Sunday, 11 November 2007

When House Remodelings Lose You Money

Alright, you have found the home you would like to get old in. The view is amazing, the people are great, and the asking price was just right. Now as with the average house owners in this position you embark on doing minor alterations or upgrades to your home. A little paint in a few rooms, maybe some wallpaper, new tile in this part of the home, silestone in that room, a ceiling fan here a fixture there. At last you are more than pleased with your now redesigned home.

Time goes by and you choose that you would like to refinance for one reason or another. Let's assume you decided you could get a much better interest rate.You inform your mortgage company about all the improvements in your home and how great it looks, etc. etc. Your mortgage company then tells you about how much value you have to have in your residence and as a result of your substantial LTV they might be able to let you cash out some amount of that home equity. No matter whether you attempt to cash-out equity, your problem shows up when the mortgage company tries to order an home appraisal. The appraiser shows up and looks over your home and heads back to his or her office to develop his report.
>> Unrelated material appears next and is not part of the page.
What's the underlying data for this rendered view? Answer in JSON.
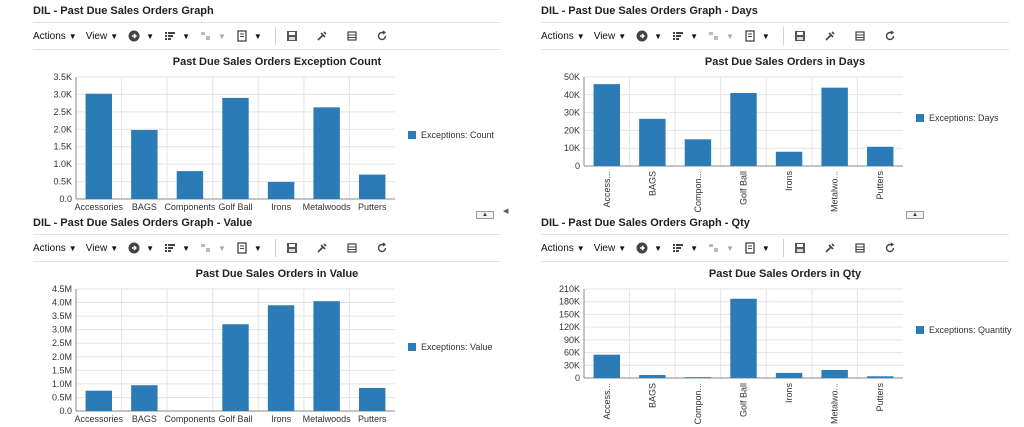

After reviewing the information he or she see that there is a problem, your home is huge . . . TOO great for your location.
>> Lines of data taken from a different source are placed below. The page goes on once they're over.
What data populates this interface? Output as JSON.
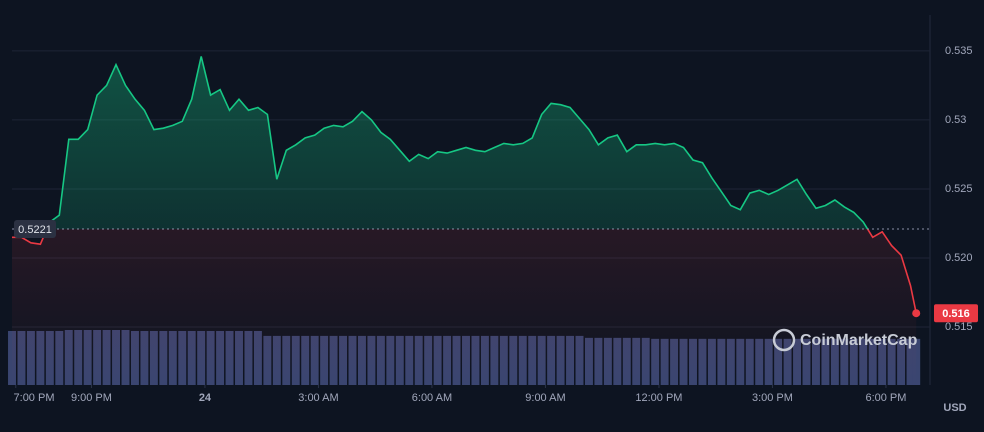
{
  "chart_data": {
    "type": "line",
    "x": [
      18.9,
      19.15,
      19.4,
      19.65,
      19.9,
      20.15,
      20.4,
      20.65,
      20.9,
      21.15,
      21.4,
      21.65,
      21.9,
      22.15,
      22.4,
      22.65,
      22.9,
      23.15,
      23.4,
      23.65,
      23.9,
      24.15,
      24.4,
      24.65,
      24.9,
      25.15,
      25.4,
      25.65,
      25.9,
      26.15,
      26.4,
      26.65,
      26.9,
      27.15,
      27.4,
      27.65,
      27.9,
      28.15,
      28.4,
      28.65,
      28.9,
      29.15,
      29.4,
      29.65,
      29.9,
      30.15,
      30.4,
      30.65,
      30.9,
      31.15,
      31.4,
      31.65,
      31.9,
      32.15,
      32.4,
      32.65,
      32.9,
      33.15,
      33.4,
      33.65,
      33.9,
      34.15,
      34.4,
      34.65,
      34.9,
      35.15,
      35.4,
      35.65,
      35.9,
      36.15,
      36.4,
      36.65,
      36.9,
      37.15,
      37.4,
      37.65,
      37.9,
      38.15,
      38.4,
      38.65,
      38.9,
      39.15,
      39.4,
      39.65,
      39.9,
      40.15,
      40.4,
      40.65,
      40.9,
      41.15,
      41.4,
      41.65,
      41.9,
      42.15,
      42.4,
      42.65,
      42.8
    ],
    "values": [
      0.5215,
      0.5215,
      0.5211,
      0.521,
      0.5226,
      0.5231,
      0.5286,
      0.5286,
      0.5293,
      0.5318,
      0.5325,
      0.534,
      0.5325,
      0.5315,
      0.5307,
      0.5293,
      0.5294,
      0.5296,
      0.5299,
      0.5315,
      0.5346,
      0.5318,
      0.5322,
      0.5307,
      0.5315,
      0.5307,
      0.5309,
      0.5304,
      0.5257,
      0.5278,
      0.5282,
      0.5287,
      0.5289,
      0.5294,
      0.5296,
      0.5295,
      0.5299,
      0.5306,
      0.53,
      0.5291,
      0.5286,
      0.5278,
      0.527,
      0.5275,
      0.5272,
      0.5277,
      0.5276,
      0.5278,
      0.528,
      0.5278,
      0.5277,
      0.528,
      0.5283,
      0.5282,
      0.5283,
      0.5287,
      0.5304,
      0.5312,
      0.5311,
      0.5309,
      0.5301,
      0.5293,
      0.5282,
      0.5287,
      0.5289,
      0.5277,
      0.5282,
      0.5282,
      0.5283,
      0.5282,
      0.5283,
      0.528,
      0.5271,
      0.5269,
      0.5258,
      0.5248,
      0.5238,
      0.5235,
      0.5247,
      0.5249,
      0.5246,
      0.5249,
      0.5253,
      0.5257,
      0.5246,
      0.5236,
      0.5238,
      0.5242,
      0.5237,
      0.5233,
      0.5226,
      0.5215,
      0.5219,
      0.5209,
      0.5202,
      0.518,
      0.516
    ],
    "volume": [
      55,
      55,
      55,
      55,
      55,
      55,
      56,
      56,
      56,
      56,
      56,
      56,
      56,
      55,
      55,
      55,
      55,
      55,
      55,
      55,
      55,
      55,
      55,
      55,
      55,
      55,
      55,
      50,
      50,
      50,
      50,
      50,
      50,
      50,
      50,
      50,
      50,
      50,
      50,
      50,
      50,
      50,
      50,
      50,
      50,
      50,
      50,
      50,
      50,
      50,
      50,
      50,
      50,
      50,
      50,
      50,
      50,
      50,
      50,
      50,
      50,
      48,
      48,
      48,
      48,
      48,
      48,
      48,
      47,
      47,
      47,
      47,
      47,
      47,
      47,
      47,
      47,
      47,
      47,
      47,
      47,
      47,
      47,
      47,
      47,
      47,
      47,
      47,
      47,
      47,
      47,
      47,
      47,
      47,
      47,
      47,
      47
    ],
    "reference_price": 0.5221,
    "last_price": 0.516,
    "up_color": "#16c784",
    "down_color": "#ea3943",
    "volume_color": "#3a4570",
    "xlim": [
      18.9,
      42.9
    ],
    "xticks": [
      {
        "value": 19,
        "label": "7:00 PM"
      },
      {
        "value": 21,
        "label": "9:00 PM"
      },
      {
        "value": 24,
        "label": "24"
      },
      {
        "value": 27,
        "label": "3:00 AM"
      },
      {
        "value": 30,
        "label": "6:00 AM"
      },
      {
        "value": 33,
        "label": "9:00 AM"
      },
      {
        "value": 36,
        "label": "12:00 PM"
      },
      {
        "value": 39,
        "label": "3:00 PM"
      },
      {
        "value": 42,
        "label": "6:00 PM"
      }
    ],
    "ylim": [
      0.5108,
      0.5376
    ],
    "yticks": [
      0.515,
      {
        "value": 0.52,
        "label": "0.520"
      },
      0.525,
      0.53,
      0.535
    ],
    "grid": true,
    "currency": "USD",
    "watermark": "CoinMarketCap"
  }
}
Your home has become what appraisers refer to as "Functionally Obsolescent Due to Super-Adequacy". What this basically means is that the renovations you've made to your home are superior to the homes in your neighborhood so now you are faced with diminishing returns. No homes in your location have been sold for near as much to what your home SHOULD be worth and lacking appropriate comparable documents proof of your property's value is impossible. An appraiser is not going to be able to grant a value to your home any higher than the highest sale price in the location. This might not be terrible for some, but for people looking to cash out or with low LTVs this could very well be a real deal breaker.

If this genuinely worries you then you probably should consider hiring an home appraiser or real estate broker to give you a consultation. Choose an individual that is knowledgeable about your neighborhood because they will know more than anyone how much properties are being sold for and what grade these properties are. Walk your neighborhood and take notice of signs in the front yards. If you begin to write down a repeated person then that is your best bet for a contact. An home appraiser can go beyond that and supply you a future sales amount based on the changes you are considering doing to your home. This will be very helpful if you have purchased a home as an investment.

The point here is to be sure you are aware of your market area which is typically defined as your immediate and surrounding neighborhood and subdivisions up to 1 mile from your home. Know what homes sale for and the type of construction quality or amenities they have before you start major renovations. If you must be Mr. and Mrs. Jones and over do it then conscience of the law of diminishing returns.